Sunday, February 8, 2009

The Ups and Downs of Finding a Job

From the moment you find out you no longer have a job, being unemployed feels like being on an emotional roller coaster. Even if you can understand why you were terminated, you still feel like you did something wrong. That is probably because you have been around after other lay offs and heard what people said about the people that were no longer there.

People are sad for those leaving, at first, but, as time goes on, they start trying to justify why they were let go. Housecleaning, cutting the deadwood, he/she was in over his/her head. You could probably add to the things people say about their co-workers, trying to explain why they are still employed and their co-workers are gone. It is an understandable reaction. None of us want to think that we could just walk into work one day, be terminated, and have to walk out with that box of belongings as everyone watches.

Each of us reacts differently to being terminated or fired. Some of us think it is kind of funny. After all, how can they live without us? The company will surely go under now that we are no longer there, and that will serve them right. Others cry, some yell, and people like me just move on. My philosophy is that once they start laying off people like me, I don't want to work there anymore anyway.

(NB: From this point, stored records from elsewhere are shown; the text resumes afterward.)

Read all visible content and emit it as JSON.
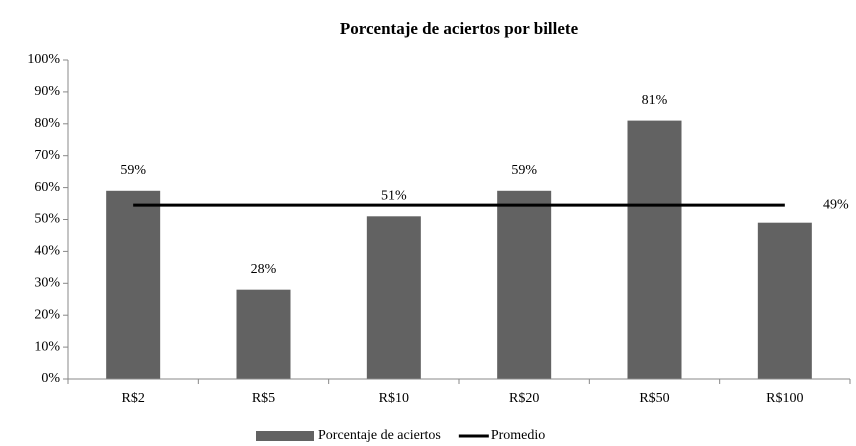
{
  "chart_data": {
    "type": "bar",
    "title": "Porcentaje de aciertos por billete",
    "categories": [
      "R$2",
      "R$5",
      "R$10",
      "R$20",
      "R$50",
      "R$100"
    ],
    "series": [
      {
        "name": "Porcentaje de aciertos",
        "color": "#626262",
        "values": [
          59,
          28,
          51,
          59,
          81,
          49
        ],
        "value_labels": [
          "59%",
          "28%",
          "51%",
          "59%",
          "81%",
          "49%"
        ]
      },
      {
        "name": "Promedio",
        "type": "line",
        "color": "#000000",
        "values": [
          54.5,
          54.5,
          54.5,
          54.5,
          54.5,
          54.5
        ]
      }
    ],
    "ylim": [
      0,
      100
    ],
    "yticks": [
      {
        "value": 0,
        "label": "0%"
      },
      {
        "value": 10,
        "label": "10%"
      },
      {
        "value": 20,
        "label": "20%"
      },
      {
        "value": 30,
        "label": "30%"
      },
      {
        "value": 40,
        "label": "40%"
      },
      {
        "value": 50,
        "label": "50%"
      },
      {
        "value": 60,
        "label": "60%"
      },
      {
        "value": 70,
        "label": "70%"
      },
      {
        "value": 80,
        "label": "80%"
      },
      {
        "value": 90,
        "label": "90%"
      },
      {
        "value": 100,
        "label": "100%"
      }
    ],
    "grid": false,
    "legend": "bottom"
  }
}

The first time I was terminated in a general lay off, I was not at all surprised. I had been with that company more than 13 years. I was a nomad technical writer, moving from group-to-group, and I was between projects when the company was bought out by another company. I was told that 10 percent of the employees had to be let go as a condition of the buy out. Of course, getting a severance package that included six months of pay (two weeks of pay for every year I had been there) kept a smile on my face as I made that long trip to my car.

I was lucky that time. Another lady who left the company when I did mentioned my name to a guy who had worked with me a while back. I was hired by his boss as a contractor. That job came to me and it lasted almost three years. The Y2K panic was a disaster for the small contract company and I was unemployed on and off the last six months I worked there. Fortunately, a couple of friends got me back in at the company that bought the company that bought company I had worked for three years earlier with them. As I understand it, I missed some really rocky times while I was gone. The second buy-out had happened about a month after the first buy-out that left me unemployed. That job lasted almost seven years, and through many lay offs, before it was my turn again. Seven years meant more severance pay, which ran out just about the time I found my next job.

My wife has never liked the insecurity of my being a contractor. I have not really had much of a choice as I get older. I have had several jobs as a contractor where the manager offered me a permanent job within the first week. Sometimes I have accepted and sometimes I have not. The point being, contracting can get you in the door, so people can see what you can do and what you are like, and then they might offer you a permanent job.

What I have not mentioned is all the ups and downs I went through when I was between jobs. A couple of summers ago, when I was laid off again, I got a severance pay amount equivalent to about 11 weeks of pay (for that seven years of employment). I could have gone a little longer because of unemployment benefits. I was getting the maximum amount, I think, which is close to $400 a week. I was at about week 12 when I was offered the job that I have had the last couple of years. During that 12 weeks, I went through just about every emotion you can think of.

As far at the lay off, I did not blame myself. I know that it was not due to my abilities. The first time I was laid off, I had met with my new manager earlier that morning, got a rave review, and received a raise, which was used to compute my severance pay amount. Most of the lay offs I have gone through are truly just an exercise in downsizing. I don't think I have ever seen any housecleaning lay offs or getting rid of the deadwood lay offs. However, I sometimes think the best and highest paid employees are picked to be laid off in order to open up new opportunities for the employees that remain, and those leaving can find better opportunities. That has happened to me. My job losses have actually resulted in better jobs at the next company. If the past is any indication, my next job should be a dream.

So I have never had any emotional problems about the jobs I have left, but that does not mean I have not fretted over finding a job. Am I too old to find as good a job as I have had? Are there any good jobs out there? Are my cars and my house going to be repossessed? Is my family going to starve? I wonder if I am really as talented as I think I am. You name it. Every negative thought that you can imagine will fill your mind at one time or another when you are unemployed.

Being unemployed and trying to find a job is about as emotionally distressing a thing as you will ever live through. My dad and grandfather were both self-employed house painters. When they were unemployed at times, they probably just felt that they were between projects. I have tried to develop that mental attitude: I am just between projects. As I carry my box of personal items out of the building where I have just been laid off, I am already wondering where my next project will be, what the people will be like there, and what that future company does or makes.

Don't get me wrong, I still have those depressing days that I think I have worked for the last time, on my last project, but I get over it. I have to. I have a family, a large dog, and a parrot to support.